Прошло довольно много времени, прежде чем я понял, что больше не существую. Поначалу, когда мой телефон стал звонить все реже и реже, я даже вздохнул с облегчением, сказав себе: уф, люди наконец поняли, что я не ужинаю, мало выхожу, много работаю и времени у меня нет. Но когда после года исследований и интереснейших открытий о якобы естественной смерти Леопольда I я решился дать о себе знать, оказалось, что это уже никого не интересует. Пора было вернуться на грешную землю. Мое будущее – паркет.
А издательства и пресса между тем сосредоточились на том, кто вышел из моей тени. У всех на устах было имя Максима. С похвальным, по своему обыкновению, намерением смыть с меня позорное пятно клеветы мой взрывоопасный друг опубликовал опус под названием «Теперь я режу правду-матку!», вышедший с манжеткой гигантскими буквами: «МЕНЯ ОЧЕРНИЛИ, МЕНЯ ОБЕЛИЛИ И, НАКОНЕЦ, НАЗВАЛИ НЕГРОМ!» Под видом доказательства, что я сам, без его ведома и с риском для жизни, написал роман, воздавший ему должное, он сводил счеты с врагами и друзьями президента Сонназа, теми самыми, что упрятали его за решетку. Публике это понравилось.

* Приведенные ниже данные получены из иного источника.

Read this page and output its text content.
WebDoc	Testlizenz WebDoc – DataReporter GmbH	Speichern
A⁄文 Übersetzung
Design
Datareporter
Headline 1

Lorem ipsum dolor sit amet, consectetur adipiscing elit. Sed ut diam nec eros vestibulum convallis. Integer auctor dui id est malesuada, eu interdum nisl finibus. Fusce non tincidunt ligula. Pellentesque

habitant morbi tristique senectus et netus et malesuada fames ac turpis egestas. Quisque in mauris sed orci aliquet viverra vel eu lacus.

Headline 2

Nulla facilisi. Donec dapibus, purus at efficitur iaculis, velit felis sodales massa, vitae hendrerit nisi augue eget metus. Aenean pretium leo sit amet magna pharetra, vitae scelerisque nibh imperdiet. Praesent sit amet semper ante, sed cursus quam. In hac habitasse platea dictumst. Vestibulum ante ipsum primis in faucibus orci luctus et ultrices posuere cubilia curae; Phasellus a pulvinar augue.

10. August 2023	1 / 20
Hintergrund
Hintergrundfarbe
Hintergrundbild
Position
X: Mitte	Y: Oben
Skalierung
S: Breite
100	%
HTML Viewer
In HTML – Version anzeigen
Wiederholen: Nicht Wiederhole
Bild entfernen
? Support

Последовавшая за этим череда процессов о диффамации – Максим выиграл все – подняла его книжицу на вершину рейтинга продаж. Такой же прием был оказан и вышедшим следом «Правде-матке» II и III.
Схоронившись, по некоторым сведениям, в тайном бункере на фламандском побережье, чтобы до него не добрались желающие заткнуть ему рот, мой бывший покровитель не подавал признаков жизни. Номер его мобильного был недействителен, а издательство связывалось с ним через посредство люксембургского адвоката, отвечавшего за его собственность, его творчество и его имидж. Сам он полностью исчез с картины, продолжая, однако, месяц за месяцем пополнять кассу своего издателя и французские тюрьмы. Для правосудия были лакомыми кусками коррупция, отмывание денег и преступное использование секретной информации, которые он с весомыми доказательствами разоблачал в своих «бомбах». Раздавая и левым, и правым, не щадя ни крайних, ни центра, он опустошал скамьи парламента путем лишения неприкосновенности, а министерская чехарда достигла темпа, мало благоприятствующего процветанию Франции.

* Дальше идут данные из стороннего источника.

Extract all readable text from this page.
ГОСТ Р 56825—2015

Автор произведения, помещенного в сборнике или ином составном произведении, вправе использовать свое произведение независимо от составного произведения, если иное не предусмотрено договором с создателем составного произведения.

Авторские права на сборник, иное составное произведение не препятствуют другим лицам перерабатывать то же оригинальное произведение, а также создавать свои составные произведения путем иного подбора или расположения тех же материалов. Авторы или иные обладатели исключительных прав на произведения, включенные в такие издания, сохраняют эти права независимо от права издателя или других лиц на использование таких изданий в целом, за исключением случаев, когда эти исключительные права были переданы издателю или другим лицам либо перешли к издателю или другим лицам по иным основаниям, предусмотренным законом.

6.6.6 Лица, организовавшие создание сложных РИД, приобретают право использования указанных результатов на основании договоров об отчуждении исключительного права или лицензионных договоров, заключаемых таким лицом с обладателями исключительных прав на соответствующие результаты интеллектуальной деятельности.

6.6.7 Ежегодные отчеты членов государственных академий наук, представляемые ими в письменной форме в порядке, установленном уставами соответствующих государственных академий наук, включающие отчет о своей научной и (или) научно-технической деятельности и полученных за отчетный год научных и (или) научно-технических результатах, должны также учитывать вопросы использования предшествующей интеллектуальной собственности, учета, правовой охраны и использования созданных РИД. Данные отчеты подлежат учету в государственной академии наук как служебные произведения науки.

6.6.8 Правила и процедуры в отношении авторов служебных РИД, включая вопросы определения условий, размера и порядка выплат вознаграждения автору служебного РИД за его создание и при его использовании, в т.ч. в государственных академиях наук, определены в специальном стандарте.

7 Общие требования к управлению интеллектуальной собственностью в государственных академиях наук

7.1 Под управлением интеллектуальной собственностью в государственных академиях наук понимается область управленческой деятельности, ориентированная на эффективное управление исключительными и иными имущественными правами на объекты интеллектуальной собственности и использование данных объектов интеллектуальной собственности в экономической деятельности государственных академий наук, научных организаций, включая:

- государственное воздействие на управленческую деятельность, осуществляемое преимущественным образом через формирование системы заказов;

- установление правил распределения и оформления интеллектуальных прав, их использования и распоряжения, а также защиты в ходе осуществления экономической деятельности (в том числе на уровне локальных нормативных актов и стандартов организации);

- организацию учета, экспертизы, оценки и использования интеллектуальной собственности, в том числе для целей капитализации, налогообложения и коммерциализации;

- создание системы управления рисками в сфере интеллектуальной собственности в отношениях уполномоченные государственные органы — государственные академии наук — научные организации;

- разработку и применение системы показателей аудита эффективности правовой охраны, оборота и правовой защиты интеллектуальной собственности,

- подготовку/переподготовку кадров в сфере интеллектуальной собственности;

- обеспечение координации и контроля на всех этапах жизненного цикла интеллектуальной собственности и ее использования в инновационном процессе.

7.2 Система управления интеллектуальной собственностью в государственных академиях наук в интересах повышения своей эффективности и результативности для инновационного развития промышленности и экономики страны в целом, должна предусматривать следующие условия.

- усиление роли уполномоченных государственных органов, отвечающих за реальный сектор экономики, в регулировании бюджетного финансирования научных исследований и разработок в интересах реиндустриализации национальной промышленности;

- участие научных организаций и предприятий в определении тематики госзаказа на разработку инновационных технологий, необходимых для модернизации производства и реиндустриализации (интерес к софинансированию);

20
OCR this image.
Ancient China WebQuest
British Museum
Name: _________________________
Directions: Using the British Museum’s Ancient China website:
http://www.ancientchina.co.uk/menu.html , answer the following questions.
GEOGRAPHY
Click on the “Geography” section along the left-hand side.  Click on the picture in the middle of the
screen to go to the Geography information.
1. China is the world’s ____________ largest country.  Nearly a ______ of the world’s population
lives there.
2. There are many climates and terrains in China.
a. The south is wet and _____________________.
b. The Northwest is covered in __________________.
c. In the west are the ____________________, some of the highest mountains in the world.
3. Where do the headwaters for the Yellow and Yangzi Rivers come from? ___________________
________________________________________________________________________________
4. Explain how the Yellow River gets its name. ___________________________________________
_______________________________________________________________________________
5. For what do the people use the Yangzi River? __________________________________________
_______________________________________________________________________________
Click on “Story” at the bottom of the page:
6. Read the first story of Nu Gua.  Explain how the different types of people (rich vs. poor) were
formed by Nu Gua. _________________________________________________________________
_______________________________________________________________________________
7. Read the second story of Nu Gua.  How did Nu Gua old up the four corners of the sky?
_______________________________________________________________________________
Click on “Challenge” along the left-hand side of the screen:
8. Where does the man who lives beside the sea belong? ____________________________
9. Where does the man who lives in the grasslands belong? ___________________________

У меня же с облицовкой была полная катастрофа. Кризис ощутимо ударил по дорогому паркету, клиенты отпадали, едва взглянув на наши расценки, я потерял все, что вложил в предприятие, и нам грозила ликвидация в судебном порядке.

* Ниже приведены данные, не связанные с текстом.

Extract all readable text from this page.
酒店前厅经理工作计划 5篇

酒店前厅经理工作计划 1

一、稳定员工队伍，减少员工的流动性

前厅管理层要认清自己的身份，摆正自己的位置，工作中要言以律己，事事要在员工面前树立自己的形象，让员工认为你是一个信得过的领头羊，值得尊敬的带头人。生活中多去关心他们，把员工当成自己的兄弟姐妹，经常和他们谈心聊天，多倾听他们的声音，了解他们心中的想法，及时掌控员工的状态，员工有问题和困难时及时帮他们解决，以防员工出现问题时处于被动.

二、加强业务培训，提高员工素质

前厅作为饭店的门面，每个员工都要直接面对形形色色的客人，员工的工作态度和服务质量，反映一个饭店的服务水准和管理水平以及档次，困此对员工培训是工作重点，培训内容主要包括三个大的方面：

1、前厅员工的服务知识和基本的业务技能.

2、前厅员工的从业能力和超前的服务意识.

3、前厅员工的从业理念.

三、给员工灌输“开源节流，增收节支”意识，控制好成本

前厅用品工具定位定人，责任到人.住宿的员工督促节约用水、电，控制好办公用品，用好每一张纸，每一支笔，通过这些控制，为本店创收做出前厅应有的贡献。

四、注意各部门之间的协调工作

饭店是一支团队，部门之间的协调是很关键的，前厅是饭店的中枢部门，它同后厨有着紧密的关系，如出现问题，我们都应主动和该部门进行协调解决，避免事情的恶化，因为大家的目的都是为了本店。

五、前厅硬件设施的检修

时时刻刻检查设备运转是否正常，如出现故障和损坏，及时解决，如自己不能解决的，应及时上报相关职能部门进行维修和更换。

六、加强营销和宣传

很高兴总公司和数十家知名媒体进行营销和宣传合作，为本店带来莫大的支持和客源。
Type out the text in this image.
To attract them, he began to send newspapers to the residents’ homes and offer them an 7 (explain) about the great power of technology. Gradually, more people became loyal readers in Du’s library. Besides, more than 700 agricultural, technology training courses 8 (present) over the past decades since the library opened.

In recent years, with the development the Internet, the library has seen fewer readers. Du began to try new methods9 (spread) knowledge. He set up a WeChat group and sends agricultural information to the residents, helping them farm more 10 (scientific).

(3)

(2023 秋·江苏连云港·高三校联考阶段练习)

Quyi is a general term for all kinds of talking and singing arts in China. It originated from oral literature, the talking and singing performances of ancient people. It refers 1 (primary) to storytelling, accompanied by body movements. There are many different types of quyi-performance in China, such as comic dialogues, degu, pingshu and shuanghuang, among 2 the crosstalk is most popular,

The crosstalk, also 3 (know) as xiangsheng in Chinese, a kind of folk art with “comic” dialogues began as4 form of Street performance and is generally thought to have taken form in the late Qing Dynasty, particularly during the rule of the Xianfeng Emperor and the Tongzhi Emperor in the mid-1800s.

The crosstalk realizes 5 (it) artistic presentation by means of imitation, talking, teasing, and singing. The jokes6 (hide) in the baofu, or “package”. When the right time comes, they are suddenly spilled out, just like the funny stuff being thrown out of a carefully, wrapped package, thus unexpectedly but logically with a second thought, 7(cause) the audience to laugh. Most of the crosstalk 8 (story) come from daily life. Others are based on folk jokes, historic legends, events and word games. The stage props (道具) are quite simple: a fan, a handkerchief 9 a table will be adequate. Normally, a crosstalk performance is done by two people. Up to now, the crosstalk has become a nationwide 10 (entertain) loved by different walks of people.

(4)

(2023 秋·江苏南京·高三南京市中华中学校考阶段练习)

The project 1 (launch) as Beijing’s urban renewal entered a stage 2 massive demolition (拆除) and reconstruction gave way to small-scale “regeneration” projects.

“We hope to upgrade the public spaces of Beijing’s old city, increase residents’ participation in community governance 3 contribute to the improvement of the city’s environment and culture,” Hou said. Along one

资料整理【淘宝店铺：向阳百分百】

Это сказалось и на моих отношениях с Самирой. Наше совместное проживание в Венсене складывалось все хуже и хуже. Она больше не водила мужчин к себе на шестой этаж, поэтому и я перестал приглашать женщин к себе на седьмой; теперь мы лишь делили ужин перед телевизором в нашей общей кухне в те вечера, когда смотрели одну и ту же программу.
Я больше не прикасался к ней, с тех пор как узнал, что Полина счастлива без меня в Америке. Я чувствовал себя совершенно раздавленным, конченым, потерянным. Самира же думала, что дело в десяти лишних килограммах, которые она набрала из-за наших забот, и от досады прибавила еще пять, что не упростило наших с ней отношений. Вдобавок, чтобы справиться с расходами, она сдала половину своего этажа тунисским друзьям с тремя малолетними детьми. Когда я жаловался на шум, она отвечала, что все ее неприятности начались, когда она взяла меня в партнеры, и что я приношу несчастье – гублю все, что люблю.